The paleohydrological condition parameters inferred from the speleothems ranged from the amount of precipitation to seasonal distribution and changes in moisture source region, but with the common feature of reflecting hydrological conditions. In addition to stable carbon and oxygen isotope ratios (13C/12C and 18O/16O) in the speleothem carbonate, lamina (fine layers deposited in the stalagmites) data thickness and concentrations of precipitation sensitive elements (Mg, Sr) were also included.
Comparing the stalagmite data from the European and Mediterranean region with the core data from the Nagy Tufa formation in Béke Cave (NE Hungary), a systematic spatial pattern emerges that is very similar to the precipitation distribution patterns inferred from the European pollen database and climate models.
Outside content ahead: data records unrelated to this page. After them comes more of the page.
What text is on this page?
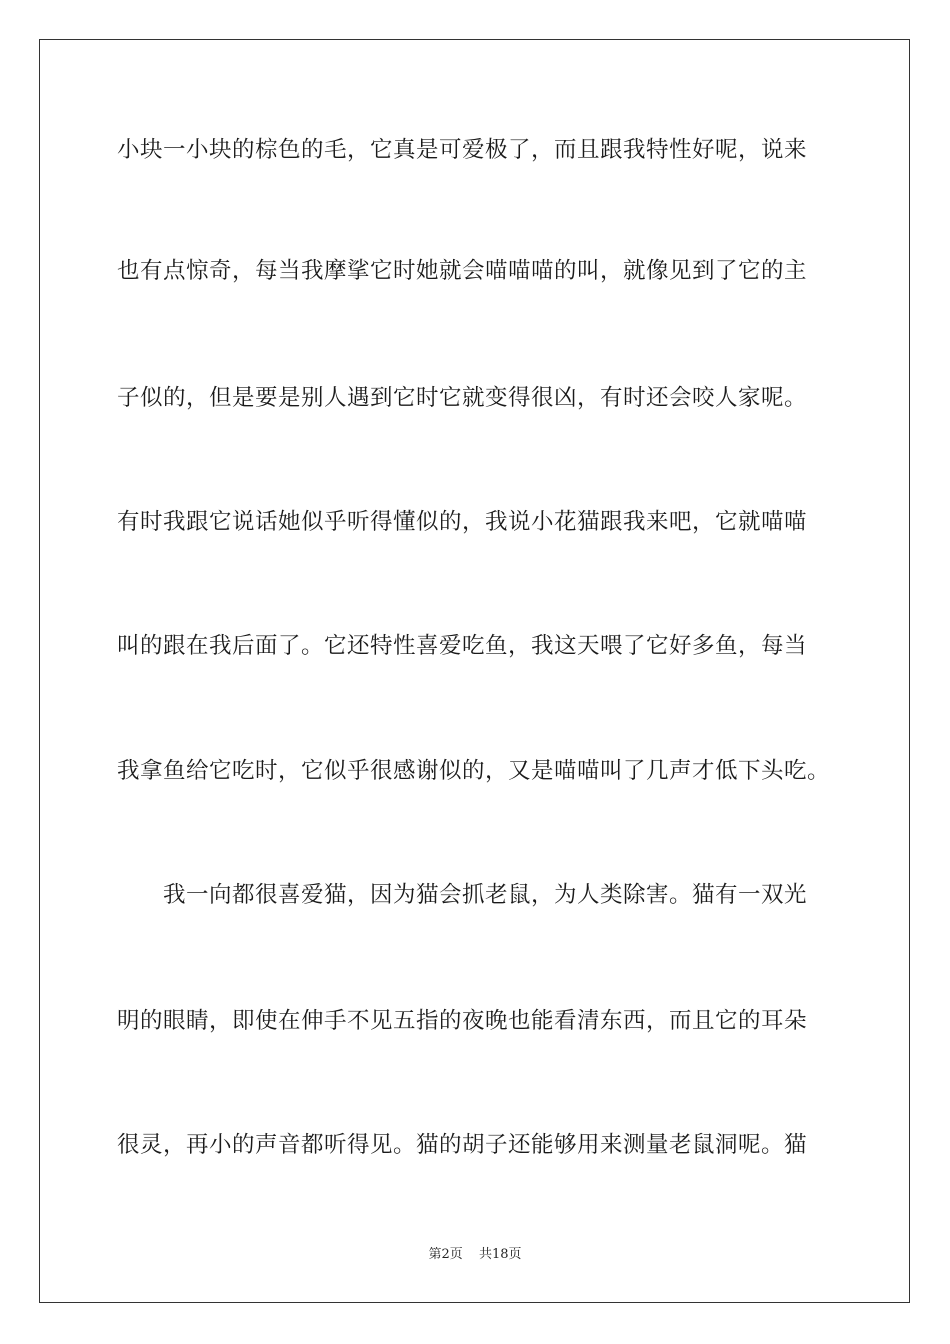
小块一小块的棕色的毛，它真是可爱极了，而且跟我特性好呢，说来
也有点惊奇，每当我摩挲它时她就会喵喵喵的叫，就像见到了它的主
子似的，但是要是别人遇到它时它就变得很凶，有时还会咬人家呢。
有时我跟它说话她似乎听得懂似的，我说小花猫跟我来吧，它就喵喵
叫的跟在我后面了。它还特性喜爱吃鱼，我这天喂了它好多鱼，每当
我拿鱼给它吃时，它似乎很感谢似的，又是喵喵叫了几声才低下头吃。
　　我一向都很喜爱猫，因为猫会抓老鼠，为人类除害。猫有一双光
明的眼睛，即使在伸手不见五指的夜晚也能看清东西，而且它的耳朵
很灵，再小的声音都听得见。猫的胡子还能够用来测量老鼠洞呢。猫
第2页 共18页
These results provide multiple pieces of evidence that the stalagmite records, which are precisely dated and analyzed with at least a decade-long resolution, together indicate a change in the spatial and temporal distribution of precipitation across a centennial time scale.
The researchers conducted multivariate statistical analysis to identify the factors determining the change in stalagmite records. Principal component analysis (PCA) was used to determine principal component (PC) time series describing common changes in all records examined. Of these, the two PC time series that best explained the common variance of the records were correlated with Atlantic sea surface temperature (SST) databases as a potential independent explanatory factor, resulting in systematic patterns. While the SST data series from the area of warm currents showed positive correlations with the PC datasets, negative correlations appear in the area of cold north-south ocean currents. The components of different significance (PC1 and PC2) indicated a temporally varying degree of correlation, suggesting that the effect of North Atlantic currents changed significantly approximately 4,200 years ago. Research shows not only catastrophic ocean changes (such as the meltwater flux that occurred 8,200 years ago, which greatly reduced the strength of the warm current from the south), but also also long-term fluctuations that affected hydroclimatic conditions in the European and Mediterranean regions on a millennial scale. The presented correlations can help to understand the background of current climate change and precipitation distribution conditions that have a significant impact on society.